Les récents massacres et tueries n’ont fait qu’ajouter à la sévérité de Lastours. Les champs bordant l’Orbiel ont été dévastés en amont et en aval, au grand désespoir de la population. C’est donc désormais une triste vallée, où les souches des arbres abattus par la soldatesque nordiste témoignent de l’opulence passée des vergers. Les troupes des frères de Cabaret parcourent le Cabardès et tendent régulièrement des embuscades à l’envahisseur. Elles mènent des raids sanglants dans la plaine et peuvent compter sur l’aide de la population, qui pleure encore Trencavel le jeune, lâchement assassiné dans les geôles de Carcassonne par Montfort.

Aux coups de main des méridionaux répondent les exactions de l’occupant. Après le massacre par Cabaret des nouveaux seigneurs de Saissac et de leurs troupes lors d’une embuscade, les Croisés envoyèrent à Lastours un ignoble cortège composé des villageois de Bram, horriblement mutilés. Cette pauvre cohorte aux yeux, oreilles, nez et lèvres arrachés fut conduite par un borgne jusqu’à l’inexpugnable nid d’aigles.

Le sentiment d’angoisse et d’oppression pourrait être plus grand encore si les Communs connaissaient l’histoire de ces montagnes et de leurs anciens occupants. De tout temps, la richesse métallique des monts avoisinants fut exploitée. Elle fut au centre des échanges entre les hommes et le Petit Peuple des Montagnes ; elle fut un enjeu sanglant entre les différentes tribus de part et d’autre de la Neyre Montanhe ; elle attira Rome et ses légions, les barbares à la chute de l’Empire, les Sarrasins et maintenant les Français. Beaucoup de sang a coulé depuis que la première arme fut forgée. La population locale a profité et souffert de cette richesse qui attise convoitises et attire les puissances.

Ce métal dont on forge les socs de charrue et les lames des épées est une malédiction pour la Terre elle-même.
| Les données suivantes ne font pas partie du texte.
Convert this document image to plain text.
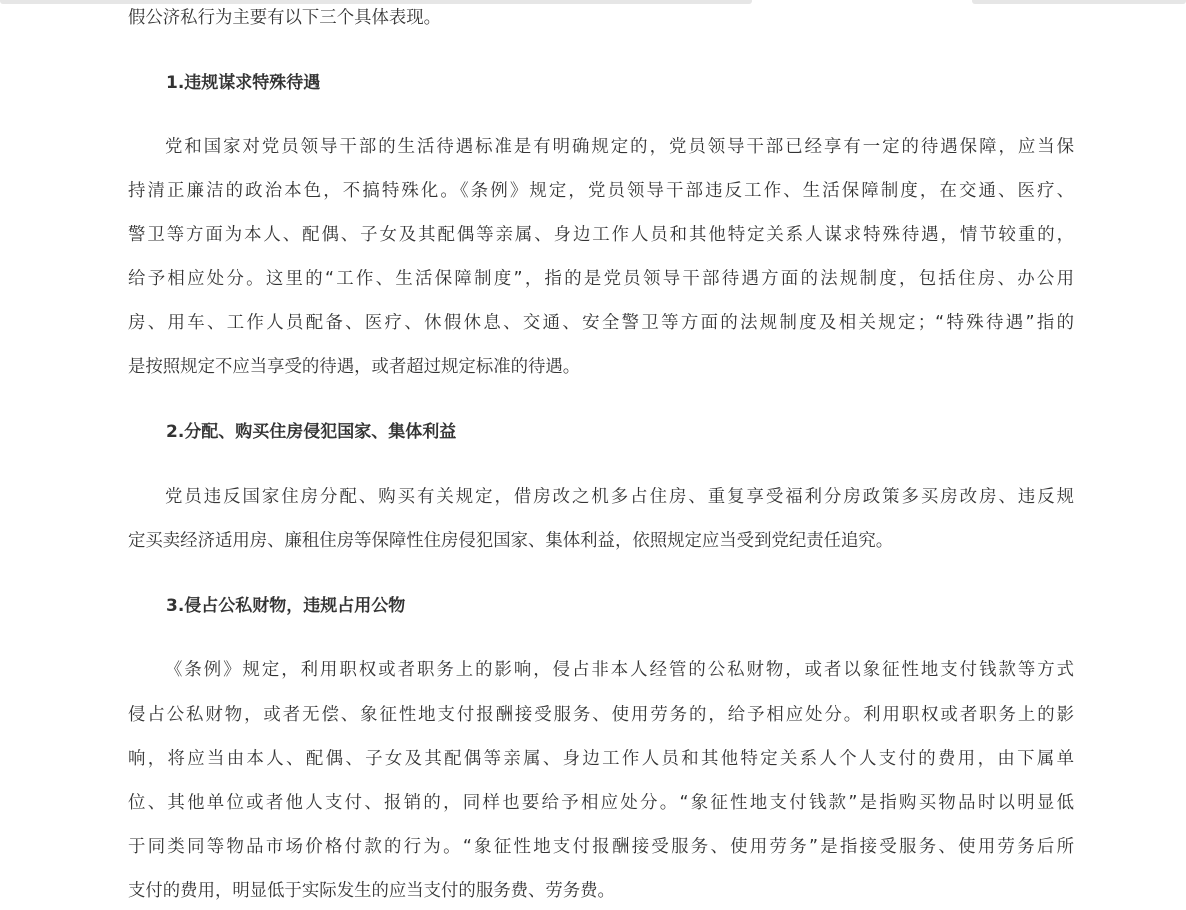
假公济私行为主要有以下三个具体表现。
1.违规谋求特殊待遇
党和国家对党员领导干部的生活待遇标准是有明确规定的，党员领导干部已经享有一定的待遇保障，应当保
持清正廉洁的政治本色，不搞特殊化。《条例》规定，党员领导干部违反工作、生活保障制度，在交通、医疗、
警卫等方面为本人、配偶、子女及其配偶等亲属、身边工作人员和其他特定关系人谋求特殊待遇，情节较重的，
给予相应处分。这里的“工作、生活保障制度”，指的是党员领导干部待遇方面的法规制度，包括住房、办公用
房、用车、工作人员配备、医疗、休假休息、交通、安全警卫等方面的法规制度及相关规定；“特殊待遇”指的
是按照规定不应当享受的待遇，或者超过规定标准的待遇。
2.分配、购买住房侵犯国家、集体利益
党员违反国家住房分配、购买有关规定，借房改之机多占住房、重复享受福利分房政策多买房改房、违反规
定买卖经济适用房、廉租住房等保障性住房侵犯国家、集体利益，依照规定应当受到党纪责任追究。
3.侵占公私财物，违规占用公物
《条例》规定，利用职权或者职务上的影响，侵占非本人经管的公私财物，或者以象征性地支付钱款等方式
侵占公私财物，或者无偿、象征性地支付报酬接受服务、使用劳务的，给予相应处分。利用职权或者职务上的影
响，将应当由本人、配偶、子女及其配偶等亲属、身边工作人员和其他特定关系人个人支付的费用，由下属单
位、其他单位或者他人支付、报销的，同样也要给予相应处分。“象征性地支付钱款”是指购买物品时以明显低
于同类同等物品市场价格付款的行为。“象征性地支付报酬接受服务、使用劳务”是指接受服务、使用劳务后所
支付的费用，明显低于实际发生的应当支付的服务费、劳务费。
Afin d’extraire le fer, le cuivre, l’argent et le plomb, les mineurs ont retourné montagnes et collines. Ils ont creusé au plus profond de la terre, remontant à la surface ce qui aurait dû rester enfoui. Ils ont accumulé des montagnes de gravats, comblant les vallons de scories et haldes stériles et empoisonnant les ruisseaux. Pour rassasier les fourneaux où le métal est fondu, ils ont dévasté les futées proches, tombant les arbres vénérables, qui veillaient sur les monts et les vallées. Les monceaux de roches déplacés et accumulés sur les flancs des montagnes sont autant de témoignages des souffrances endurées par les esclaves de la Rome ancienne pour satisfaire la soif de métal toujours grandissante de l’Empire. A certains endroits, le plateau est profondément entaillé par des barrencs, des tranchées antérieures à la conquête romaine. Il est dangereux de s’y aventurer.

Il semble qu’un mauvais génie se soit acharné à déchaîner haines et passions en ces lieux, à mener un combat maudit pour que la terre, l’eau, les plantes et les vivants soient lentement empoisonnés par le métal des montagnes. Cela semble être le cas si l’on prête attention aux dires de certains, aux rumeurs que colportent les cours faériques de la Neyre Montanhe et au sentiment profond de la Numina nichée au plus profond des veines bleuâtres et aqueuses de la montagne.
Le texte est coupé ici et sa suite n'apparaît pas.